Dr. Tom Carr’s chemistry students recently enjoyed an outing to North Star BlueScope Steel in Delta, Ohio. Thank you to Dr. Carr for submitting the following write-up on the experience.
On June 29, Dr. Tom Carr’s chemistry students completed a field-trip to North Star BlueScope Steel (NSBSS) in Delta, Ohio. As with similar outings, the guiding philosophy is that there is chemistry all around us and in places where one may not expect to find it. Accordingly, NSCC endeavors to show students chemistry as it is actually done.
North Star BlueScope is termed a “mini-mill.” This is in contrast to an “integrated mill” where iron ore and metallurgical coke are processed into steel via blast furnaces. Instead, a mini-mill like NSBSS uses electric arc furnaces to melt scrap steel. Afterwards, the molten steel is processed into coils.
At the heart of the company’s business are efficient processes to remove impurities from melted scrap (as slag) and add alloying agents to produce steel of desired quality. Here, the chemical determination of quantities of alloying agents added is critical. The quality of the steel so produced is evaluated on a scale of 0 to 4, with a ‘4’ steel being used for roadway culvert and a ‘0’ steel being used for propane cylinders.
Students were exposed to the sheer immensity of a steel mill. For instance, the ladles used are the size of small houses. The electrodes for the furnaces have thicknesses of tree trunks. Equipment of such dimensions enables NSBSS to produce 200 tons of steel every 40 minutes or so. This translates into annual production of about 2.4 million tons. The tour featured visits to sophisticated control rooms for major segments of mill operation: electric arc and ladle furnaces, continuous slab casting, rolling to controlled thicknesses and coiling.

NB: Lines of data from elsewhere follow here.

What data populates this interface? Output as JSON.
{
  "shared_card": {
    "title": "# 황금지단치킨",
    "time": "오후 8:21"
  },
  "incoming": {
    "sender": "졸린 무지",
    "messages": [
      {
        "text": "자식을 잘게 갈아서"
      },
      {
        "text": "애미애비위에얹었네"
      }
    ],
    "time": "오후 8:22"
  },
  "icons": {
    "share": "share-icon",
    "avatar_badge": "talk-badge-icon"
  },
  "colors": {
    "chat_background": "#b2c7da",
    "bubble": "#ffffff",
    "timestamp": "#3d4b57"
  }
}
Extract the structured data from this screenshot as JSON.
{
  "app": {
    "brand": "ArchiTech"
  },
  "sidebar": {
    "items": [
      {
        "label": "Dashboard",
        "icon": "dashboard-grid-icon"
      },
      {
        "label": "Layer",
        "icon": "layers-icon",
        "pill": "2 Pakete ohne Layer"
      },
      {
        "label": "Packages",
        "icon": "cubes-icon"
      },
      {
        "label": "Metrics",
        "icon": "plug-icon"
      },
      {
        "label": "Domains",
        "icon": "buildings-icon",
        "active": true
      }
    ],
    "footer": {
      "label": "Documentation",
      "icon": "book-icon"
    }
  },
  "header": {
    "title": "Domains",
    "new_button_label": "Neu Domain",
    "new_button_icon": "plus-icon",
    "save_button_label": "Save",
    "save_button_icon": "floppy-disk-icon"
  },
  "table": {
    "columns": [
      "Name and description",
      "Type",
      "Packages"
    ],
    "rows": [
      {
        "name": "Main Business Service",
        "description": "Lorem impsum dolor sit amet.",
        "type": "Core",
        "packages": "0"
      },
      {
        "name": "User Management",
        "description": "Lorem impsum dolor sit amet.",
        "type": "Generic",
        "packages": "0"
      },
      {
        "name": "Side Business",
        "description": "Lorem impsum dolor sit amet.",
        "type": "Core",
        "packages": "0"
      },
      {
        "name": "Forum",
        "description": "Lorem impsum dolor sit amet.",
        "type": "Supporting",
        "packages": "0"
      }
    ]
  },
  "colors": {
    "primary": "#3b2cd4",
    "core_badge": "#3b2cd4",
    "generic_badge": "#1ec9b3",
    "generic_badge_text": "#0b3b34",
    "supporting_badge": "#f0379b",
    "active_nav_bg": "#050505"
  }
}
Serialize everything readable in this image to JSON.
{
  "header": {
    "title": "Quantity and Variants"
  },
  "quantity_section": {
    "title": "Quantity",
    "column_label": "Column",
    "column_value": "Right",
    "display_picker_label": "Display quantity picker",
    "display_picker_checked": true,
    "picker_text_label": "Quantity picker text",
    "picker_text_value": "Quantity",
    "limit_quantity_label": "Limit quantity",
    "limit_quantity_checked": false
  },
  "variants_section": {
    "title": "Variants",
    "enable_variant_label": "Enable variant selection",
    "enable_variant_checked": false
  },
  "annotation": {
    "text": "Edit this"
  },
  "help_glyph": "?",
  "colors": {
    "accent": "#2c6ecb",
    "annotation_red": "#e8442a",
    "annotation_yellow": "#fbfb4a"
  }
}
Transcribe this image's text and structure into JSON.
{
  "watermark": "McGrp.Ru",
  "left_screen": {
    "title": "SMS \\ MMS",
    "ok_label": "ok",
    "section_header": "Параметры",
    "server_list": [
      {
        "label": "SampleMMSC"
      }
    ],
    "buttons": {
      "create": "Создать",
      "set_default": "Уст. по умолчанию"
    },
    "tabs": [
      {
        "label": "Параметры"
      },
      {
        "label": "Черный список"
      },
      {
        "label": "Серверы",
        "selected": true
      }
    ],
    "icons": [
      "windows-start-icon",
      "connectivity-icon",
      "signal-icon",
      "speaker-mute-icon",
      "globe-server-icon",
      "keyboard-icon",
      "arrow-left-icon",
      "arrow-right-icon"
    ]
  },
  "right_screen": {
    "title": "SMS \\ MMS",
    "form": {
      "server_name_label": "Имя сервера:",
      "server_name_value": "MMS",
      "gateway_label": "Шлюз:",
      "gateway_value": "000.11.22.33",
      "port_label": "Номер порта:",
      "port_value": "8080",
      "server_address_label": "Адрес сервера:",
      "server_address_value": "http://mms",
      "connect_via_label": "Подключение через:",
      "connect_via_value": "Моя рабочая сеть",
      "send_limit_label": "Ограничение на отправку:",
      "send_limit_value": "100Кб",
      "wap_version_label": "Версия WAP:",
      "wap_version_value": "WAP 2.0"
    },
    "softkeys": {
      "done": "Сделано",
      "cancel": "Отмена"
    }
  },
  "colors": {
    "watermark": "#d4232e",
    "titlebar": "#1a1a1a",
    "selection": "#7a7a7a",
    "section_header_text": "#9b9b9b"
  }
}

The immensity of NSBSS operations also extends to career opportunities. The tour concluded over a pizza lunch, where four employees formed a panel to describe their work experiences. For instance, one woman mentioned how her prior work experience in a bakery served as a good background for formulations. In short, students became acquainted with the broad range of skills (e.g., chemistry, nursing and engineering) needed to operate a mini-mill successfully. These are skills that NSCC is well-positioned to provide to students seeking rewarding careers available at companies like North Star BlueScope Steel.
Thanks to NSBSS’s Tracy Brooks for her professional courtesy in making arrangements for this fieldtrip.